A genuinely different lever is to reduce GC pressure rather than swap markers: cut heap allocations via Escape Analysis, reuse buffers with sync.Pool, replace pointer-heavy structures with index-based ones (fewer edges to flood), and group pointer fields at the start of structs so scanning stops early. These help under either marker. For workloads where pause latency (not CPU) is the concern, GOGC/GOMEMLIMIT tuning (GC Pacing and GOGC, GOMEMLIMIT and the Soft Memory Limit) is orthogonal to and composable with Green Tea.

Production Notes

The Go team states in the tracking issue that Green Tea “is running within Google, and we feel that it is production-ready” (issue #73581), and the blog adds “we’ve rolled Green Tea out inside Google, and we see similar results at scale” (the Green Tea blog post) — the basis for promoting it to default in 1.26. The blog’s headline benchmark is tile38, an in-memory geospatial database whose heap is a high-fanout tree: Green Tea cut GC overhead ~35 % and improved throughput, latency, and memory. The contrasting bleve-index case (above) is the honest counterweight. The Go compiler’s own benchmark suite showed an inconsistent ~0.5 % regression that the team considers noise, possibly from a stale PGO profile.

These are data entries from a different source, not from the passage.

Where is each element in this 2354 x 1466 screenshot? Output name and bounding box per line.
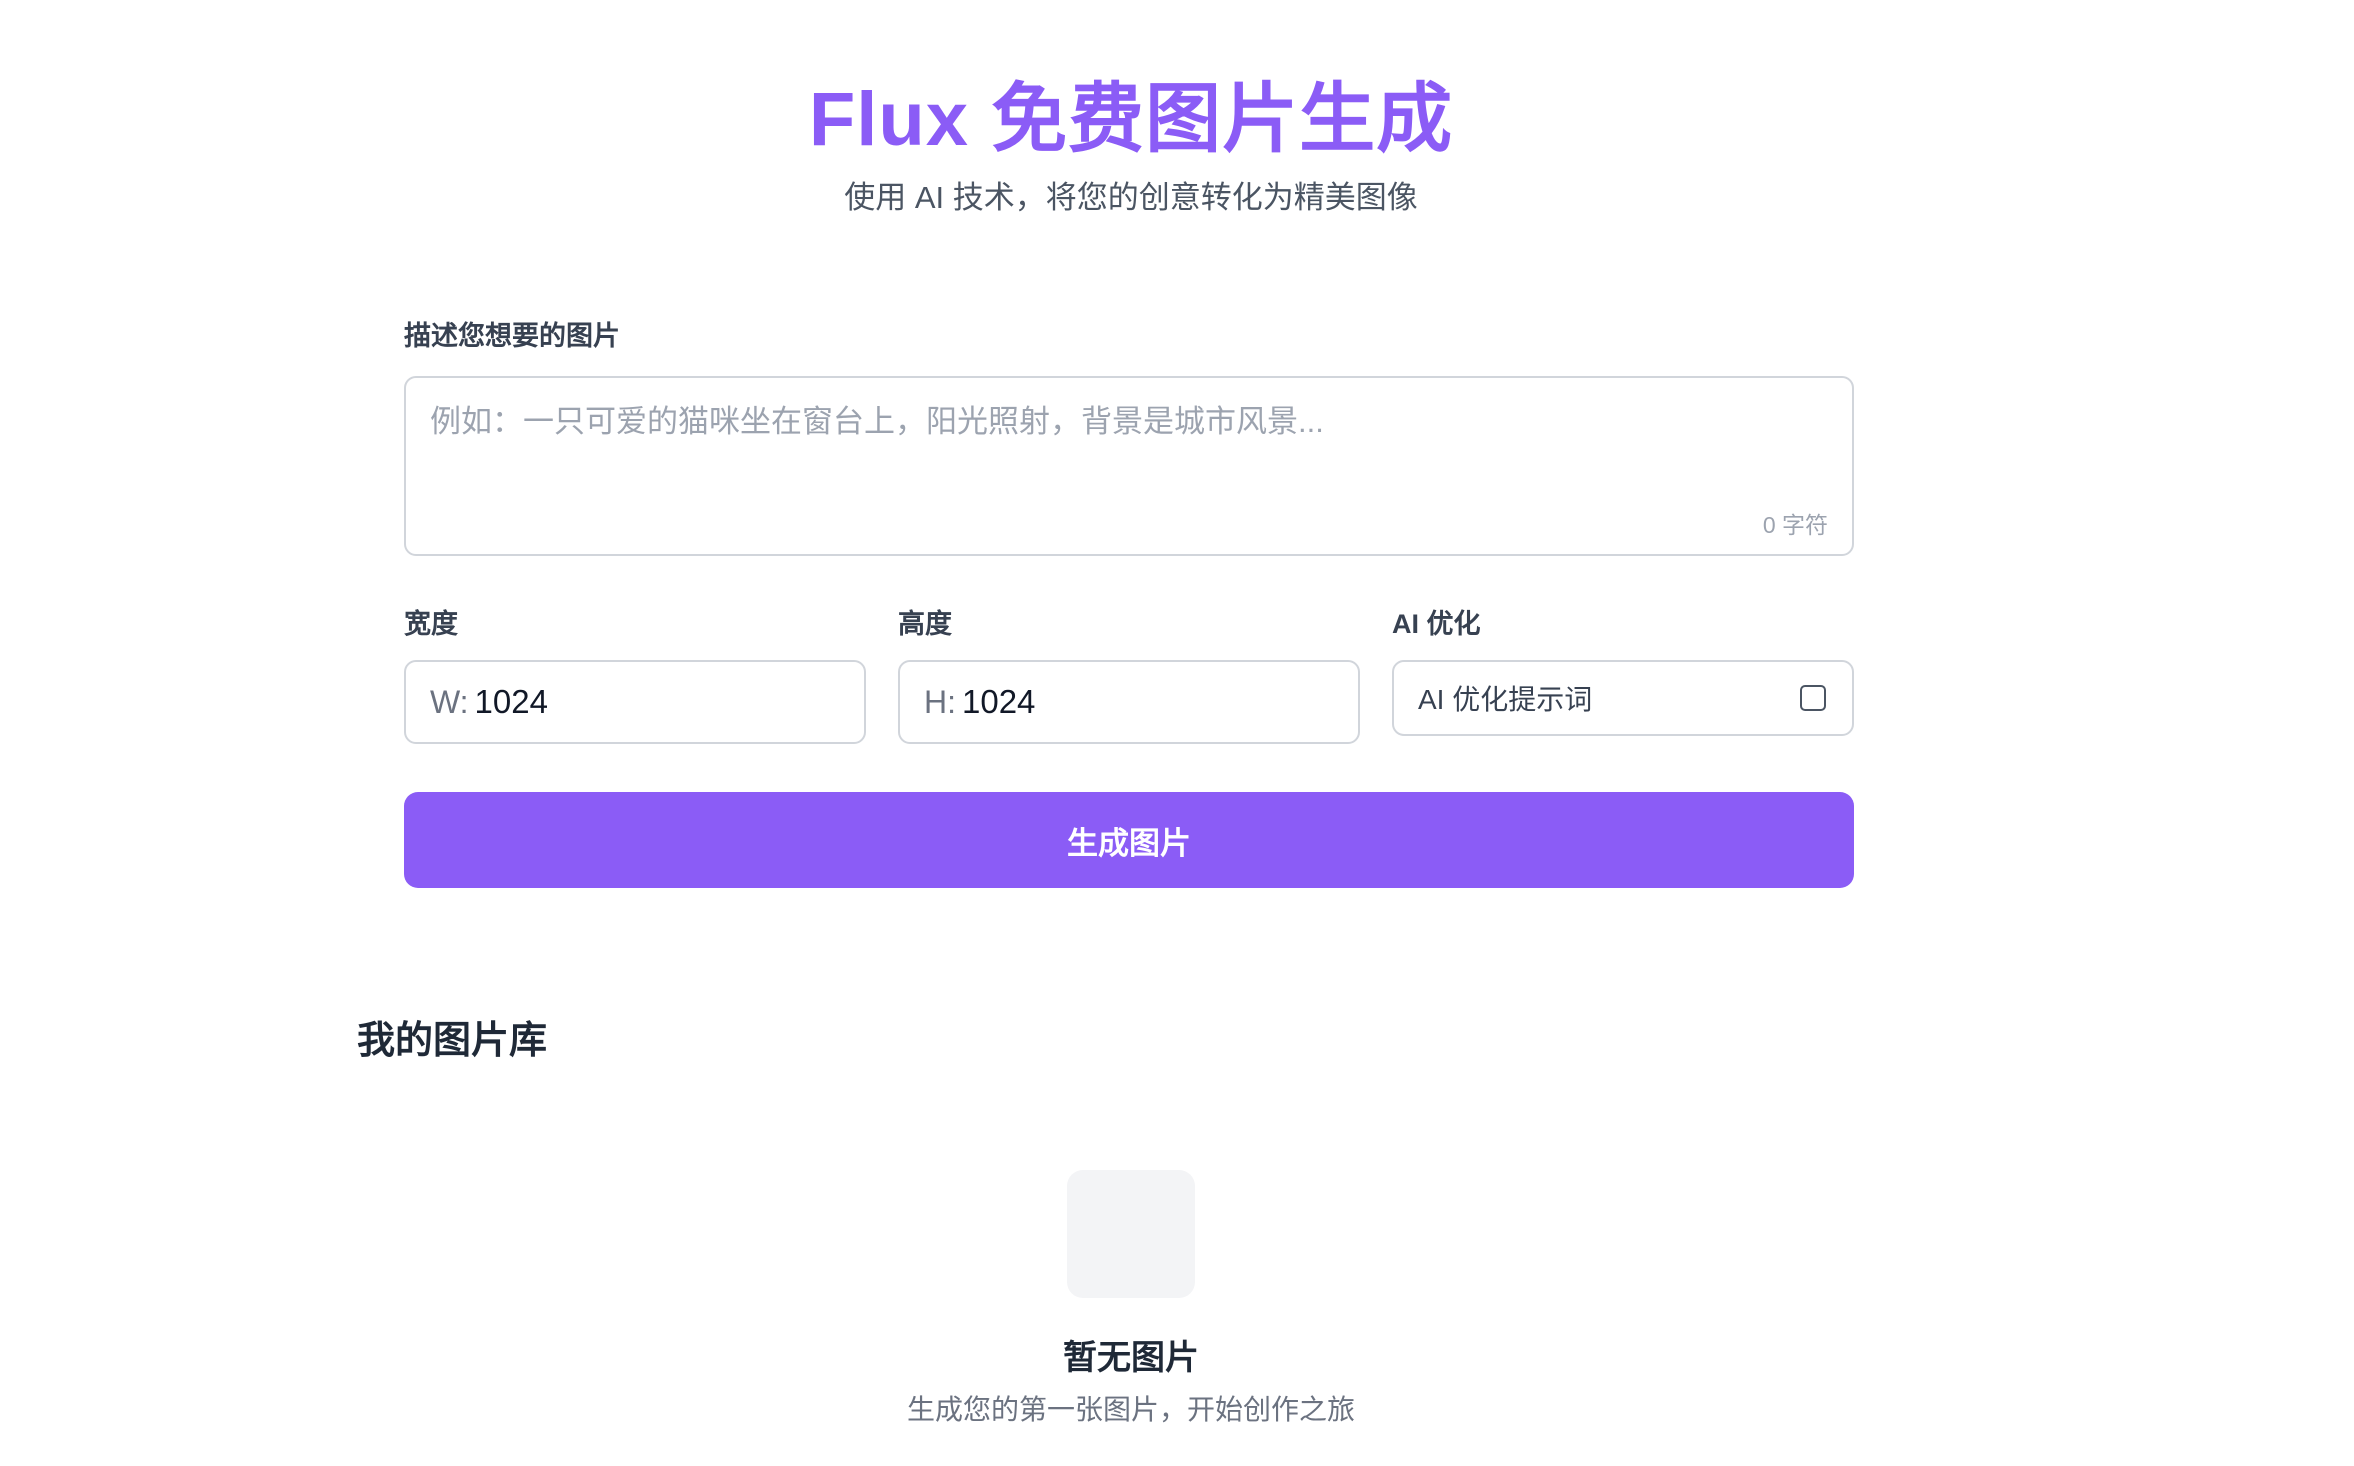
prompt-input[interactable] [406, 378, 1852, 554]
ai-optimize-label: AI 优化 [1392, 609, 1481, 639]
page: Flux 免费图片生成 使用 AI 技术，将您的创意转化为精美图像 描述您想要的… [0, 0, 2354, 1466]
height-field: 高度 H: [898, 606, 1360, 744]
options-row: 宽度 W: 高度 H: AI 优化 AI 优化提示词 [404, 606, 1854, 744]
prompt-container: 0 字符 [404, 376, 1854, 556]
page-title: Flux 免费图片生成 [808, 77, 1454, 162]
height-prefix: H: [924, 683, 956, 720]
height-input[interactable] [962, 683, 1262, 721]
width-prefix: W: [430, 683, 469, 720]
height-label: 高度 [898, 609, 952, 639]
width-input-box[interactable]: W: [404, 660, 866, 744]
width-input[interactable] [474, 683, 775, 721]
ai-optimize-field: AI 优化 AI 优化提示词 [1392, 606, 1854, 744]
ai-optimize-toggle[interactable]: AI 优化提示词 [1392, 660, 1854, 736]
prompt-label: 描述您想要的图片 [404, 321, 620, 351]
generate-button[interactable]: 生成图片 [404, 792, 1854, 888]
empty-image-icon [1067, 1170, 1195, 1298]
width-field: 宽度 W: [404, 606, 866, 744]
ai-optimize-checkbox[interactable] [1800, 685, 1826, 711]
page-subtitle: 使用 AI 技术，将您的创意转化为精美图像 [844, 180, 1418, 215]
height-input-box[interactable]: H: [898, 660, 1360, 744]
generation-form: 描述您想要的图片 0 字符 宽度 W: 高度 H: AI 优化 [404, 318, 1854, 888]
header: Flux 免费图片生成 使用 AI 技术，将您的创意转化为精美图像 [0, 70, 2262, 218]
ai-optimize-option-label: AI 优化提示词 [1418, 684, 1593, 715]
gallery-empty-state: 暂无图片 生成您的第一张图片，开始创作之旅 [0, 1170, 2262, 1428]
width-label: 宽度 [404, 609, 458, 639]
char-count: 0 字符 [1762, 512, 1828, 538]
gallery-title: 我的图片库 [357, 1020, 548, 1062]
empty-description: 生成您的第一张图片，开始创作之旅 [906, 1394, 1355, 1425]
empty-title: 暂无图片 [1063, 1339, 1199, 1377]
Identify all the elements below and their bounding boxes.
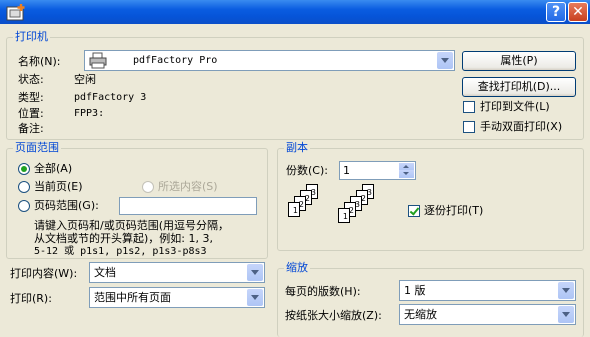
print-label: 打印(R): [10, 292, 52, 305]
print-what-label: 打印内容(W): [10, 267, 78, 280]
range-selection-radio [142, 181, 154, 193]
pages-per-sheet-select[interactable]: 1 版 [399, 280, 576, 301]
print-what-select[interactable]: 文档 [89, 262, 265, 283]
copies-legend: 副本 [284, 141, 310, 155]
collate-checkbox[interactable] [408, 205, 420, 217]
uncollated-pages-icon: 3 2 2 1 [286, 184, 336, 236]
range-hint-line1: 请键入页码和/或页码范围(用逗号分隔， [34, 219, 229, 232]
title-bar: ? ✕ [0, 0, 590, 24]
collate-label[interactable]: 逐份打印(T) [424, 204, 483, 217]
printer-icon [89, 52, 107, 69]
page-range-legend: 页面范围 [13, 141, 61, 155]
help-button[interactable]: ? [546, 2, 566, 22]
copies-count-value: 1 [343, 164, 350, 177]
range-current-label[interactable]: 当前页(E) [34, 180, 83, 193]
print-to-file-checkbox[interactable] [463, 101, 475, 113]
status-label: 状态: [18, 73, 44, 86]
scale-select[interactable]: 无缩放 [399, 304, 576, 325]
print-what-value: 文档 [94, 266, 116, 279]
chevron-down-icon[interactable] [247, 264, 263, 281]
range-all-radio[interactable] [18, 163, 30, 175]
chevron-down-icon[interactable] [558, 306, 574, 323]
chevron-down-icon[interactable] [558, 282, 574, 299]
print-to-file-label[interactable]: 打印到文件(L) [480, 100, 550, 113]
range-selection-label: 所选内容(S) [158, 180, 218, 193]
zoom-group: 缩放 [277, 261, 584, 337]
manual-duplex-label[interactable]: 手动双面打印(X) [480, 120, 562, 133]
type-value: pdfFactory 3 [74, 92, 147, 103]
zoom-legend: 缩放 [284, 261, 310, 275]
printer-name-select[interactable]: pdfFactory Pro [84, 50, 455, 71]
manual-duplex-checkbox[interactable] [463, 121, 475, 133]
range-hint-line2: 从文档或节的开头算起)，例如: 1, 3, [34, 232, 213, 245]
pages-per-sheet-value: 1 版 [404, 284, 426, 297]
page-range-input[interactable] [119, 197, 257, 215]
close-button[interactable]: ✕ [568, 2, 588, 22]
print-value: 范围中所有页面 [94, 291, 171, 304]
printer-name-value: pdfFactory Pro [133, 55, 218, 66]
scale-value: 无缩放 [404, 308, 437, 321]
range-pages-label[interactable]: 页码范围(G): [34, 199, 99, 212]
location-label: 位置: [18, 107, 44, 120]
range-current-radio[interactable] [18, 181, 30, 193]
comment-label: 备注: [18, 122, 44, 135]
find-printer-button[interactable]: 查找打印机(D)... [462, 77, 576, 97]
pages-per-sheet-label: 每页的版数(H): [285, 285, 361, 298]
copies-count-label: 份数(C): [286, 164, 328, 177]
chevron-down-icon[interactable] [247, 289, 263, 306]
range-pages-radio[interactable] [18, 200, 30, 212]
copies-count-spinner[interactable]: 1 [339, 161, 416, 180]
type-label: 类型: [18, 91, 44, 104]
range-all-label[interactable]: 全部(A) [34, 162, 72, 175]
chevron-down-icon[interactable] [437, 52, 453, 69]
printer-name-label: 名称(N): [18, 55, 61, 68]
properties-button[interactable]: 属性(P) [462, 51, 576, 71]
printer-legend: 打印机 [13, 30, 50, 44]
print-dialog-icon [6, 4, 25, 21]
print-select[interactable]: 范围中所有页面 [89, 287, 265, 308]
status-value: 空闲 [74, 73, 96, 86]
range-hint-line3: 5-12 或 p1s1, p1s2, p1s3-p8s3 [34, 246, 207, 257]
spinner-down-icon[interactable] [399, 170, 414, 178]
scale-label: 按纸张大小缩放(Z): [285, 309, 382, 322]
location-value: FPP3: [74, 108, 105, 119]
collated-pages-icon: 3 2 3 2 1 [338, 184, 390, 236]
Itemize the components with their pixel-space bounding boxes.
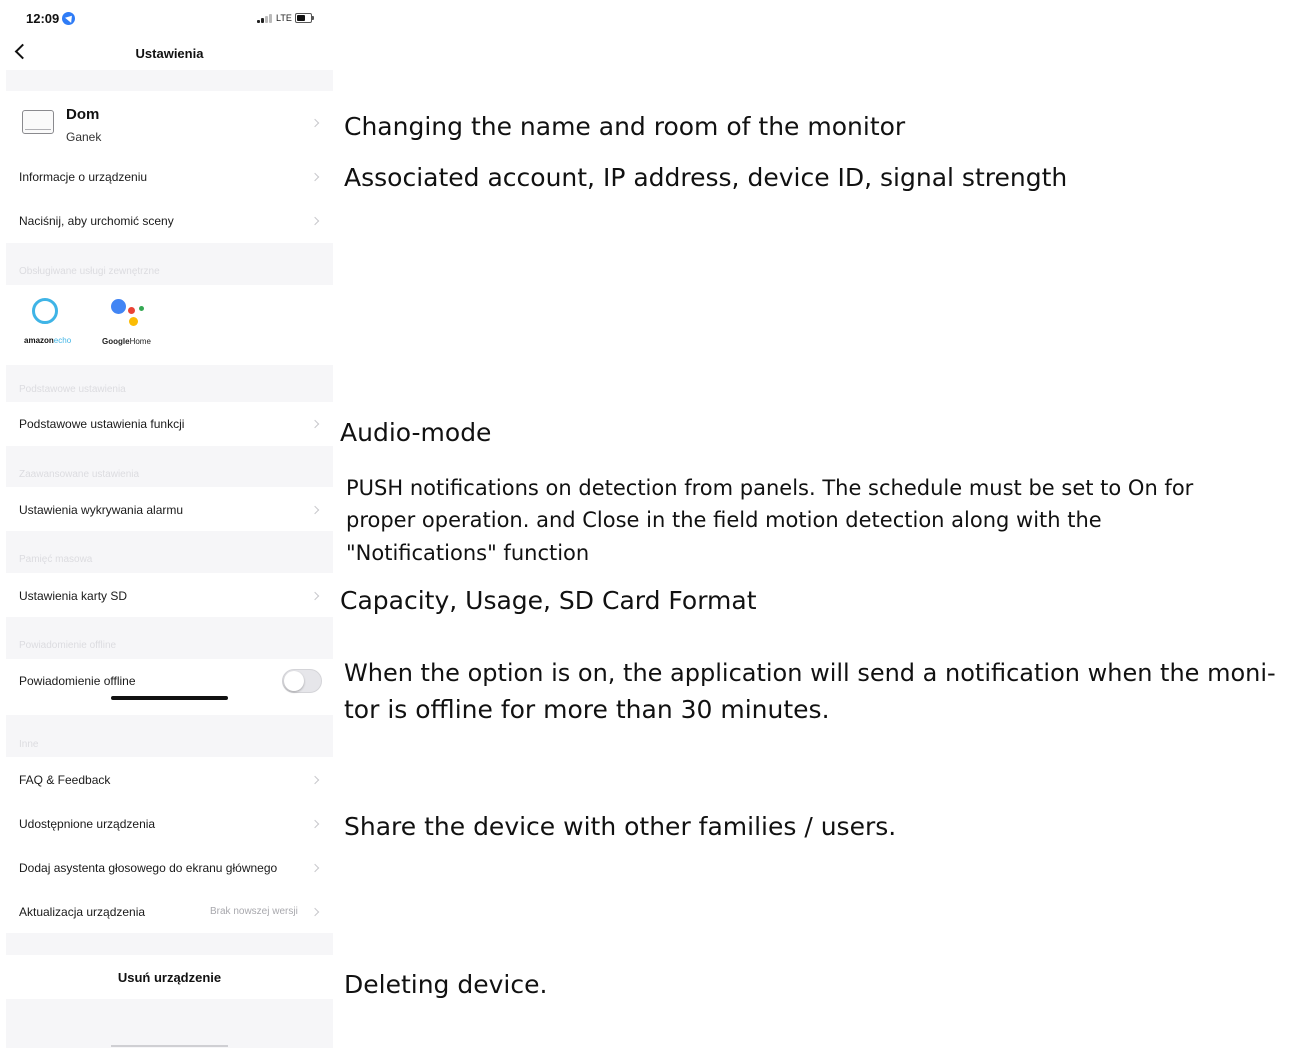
location-icon	[62, 12, 75, 25]
google-assistant-icon	[111, 299, 126, 314]
annotation-device-info: Associated account, IP address, device I…	[344, 163, 1068, 192]
monitor-icon	[22, 110, 54, 134]
basic-settings-row[interactable]: Podstawowe ustawienia funkcji	[6, 402, 333, 446]
section-header-other: Inne	[6, 715, 333, 757]
chevron-right-icon	[310, 775, 320, 785]
device-name: Dom	[66, 106, 100, 123]
add-voice-assistant-label: Dodaj asystenta głosowego do ekranu głów…	[19, 861, 278, 875]
device-info-row[interactable]: Informacje o urządzeniu	[6, 155, 333, 199]
section-spacer	[6, 933, 333, 955]
battery-icon	[295, 13, 314, 23]
integrations-row: amazonecho GoogleHome	[6, 285, 333, 365]
amazon-brand: amazon	[24, 336, 54, 345]
alexa-icon	[32, 298, 58, 324]
google-dot-green	[139, 306, 144, 311]
annotation-name-room: Changing the name and room of the monito…	[344, 112, 906, 141]
annotation-offline-line2: tor is offline for more than 30 minutes.	[344, 695, 830, 724]
chevron-right-icon	[310, 819, 320, 829]
shared-devices-row[interactable]: Udostępnione urządzenia	[6, 801, 333, 845]
google-dot-yellow	[129, 317, 138, 326]
tap-to-run-label: Naciśnij, aby urchomić sceny	[19, 214, 174, 228]
google-home-label: GoogleHome	[102, 337, 151, 346]
section-label: Zaawansowane ustawienia	[19, 469, 140, 480]
alarm-detection-row[interactable]: Ustawienia wykrywania alarmu	[6, 487, 333, 531]
section-label: Inne	[19, 739, 39, 750]
network-label: LTE	[276, 13, 292, 23]
annotation-push-line3: "Notifications" function	[346, 541, 590, 565]
chevron-right-icon	[310, 172, 320, 182]
home-indicator-bottom	[111, 1045, 228, 1047]
annotation-delete: Deleting device.	[344, 970, 548, 999]
amazon-product: echo	[53, 336, 72, 345]
annotation-sd-card: Capacity, Usage, SD Card Format	[340, 586, 757, 615]
section-label: Podstawowe ustawienia	[19, 384, 126, 395]
sd-card-label: Ustawienia karty SD	[19, 589, 128, 603]
chevron-right-icon	[310, 419, 320, 429]
page-title: Ustawienia	[135, 46, 204, 61]
chevron-right-icon	[310, 863, 320, 873]
basic-settings-label: Podstawowe ustawienia funkcji	[19, 417, 185, 431]
device-update-row[interactable]: Aktualizacja urządzenia Brak nowszej wer…	[6, 889, 333, 933]
tap-to-run-row[interactable]: Naciśnij, aby urchomić sceny	[6, 199, 333, 243]
chevron-right-icon	[310, 591, 320, 601]
google-dot-red	[128, 307, 135, 314]
section-header-storage: Pamięć masowa	[6, 531, 333, 573]
remove-device-button[interactable]: Usuń urządzenie	[6, 955, 333, 999]
section-header-third-party: Obsługiwane usługi zewnętrzne	[6, 243, 333, 285]
annotation-push-line1: PUSH notifications on detection from pan…	[346, 476, 1194, 500]
annotation-audio-mode: Audio-mode	[340, 418, 492, 447]
alarm-detection-label: Ustawienia wykrywania alarmu	[19, 503, 184, 517]
section-header-basic: Podstawowe ustawienia	[6, 365, 333, 402]
chevron-right-icon	[310, 118, 320, 128]
sd-card-row[interactable]: Ustawienia karty SD	[6, 573, 333, 617]
device-name-row[interactable]: Dom Ganek	[6, 91, 333, 155]
chevron-right-icon	[310, 505, 320, 515]
signal-icon	[257, 14, 273, 23]
section-label: Obsługiwane usługi zewnętrzne	[19, 266, 160, 277]
amazon-echo-label: amazonecho	[24, 336, 71, 345]
toggle-knob	[284, 671, 304, 691]
home-indicator	[111, 696, 228, 700]
chevron-right-icon	[310, 907, 320, 917]
offline-notification-label: Powiadomienie offline	[19, 674, 136, 688]
section-header-offline: Powiadomienie offline	[6, 617, 333, 659]
bottom-spacer	[6, 999, 333, 1048]
faq-label: FAQ & Feedback	[19, 773, 111, 787]
google-brand: Google	[102, 337, 130, 346]
section-spacer	[6, 70, 333, 91]
offline-notification-toggle[interactable]	[282, 669, 322, 693]
google-product: Home	[129, 337, 151, 346]
section-label: Pamięć masowa	[19, 554, 93, 565]
device-room: Ganek	[66, 130, 102, 144]
annotation-push-line2: proper operation. and Close in the field…	[346, 508, 1102, 532]
status-time: 12:09	[26, 11, 60, 26]
section-header-advanced: Zaawansowane ustawienia	[6, 446, 333, 487]
phone-screen: 12:09 LTE Ustawienia Dom Ganek Informacj…	[6, 0, 333, 1048]
device-update-label: Aktualizacja urządzenia	[19, 905, 146, 919]
section-label: Powiadomienie offline	[19, 640, 117, 651]
chevron-right-icon	[310, 216, 320, 226]
shared-devices-label: Udostępnione urządzenia	[19, 817, 156, 831]
add-voice-assistant-row[interactable]: Dodaj asystenta głosowego do ekranu głów…	[6, 845, 333, 889]
remove-device-label: Usuń urządzenie	[117, 970, 222, 985]
annotation-share: Share the device with other families / u…	[344, 812, 897, 841]
annotation-offline-line1: When the option is on, the application w…	[344, 659, 1276, 687]
update-status: Brak nowszej wersji	[210, 906, 298, 917]
device-info-label: Informacje o urządzeniu	[19, 170, 148, 184]
faq-row[interactable]: FAQ & Feedback	[6, 757, 333, 801]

Practical guidance for a 1.26 upgrade: (1) the marker swap is automatic — no code change; (2) re-baseline GC CPU with a profile and watch runtime.gcBgMarkWorker; (3) watch RSS and, in containerized deployments, recheck memory limits/requests before assuming the old headroom holds (the community RSS-increase reports, even if unverified, are worth pre-empting); (4) if you see a regression, capture a profile, try nogreenteagc, and file an issue — that feedback loop is exactly what the 1.27 removal of the opt-out depends on.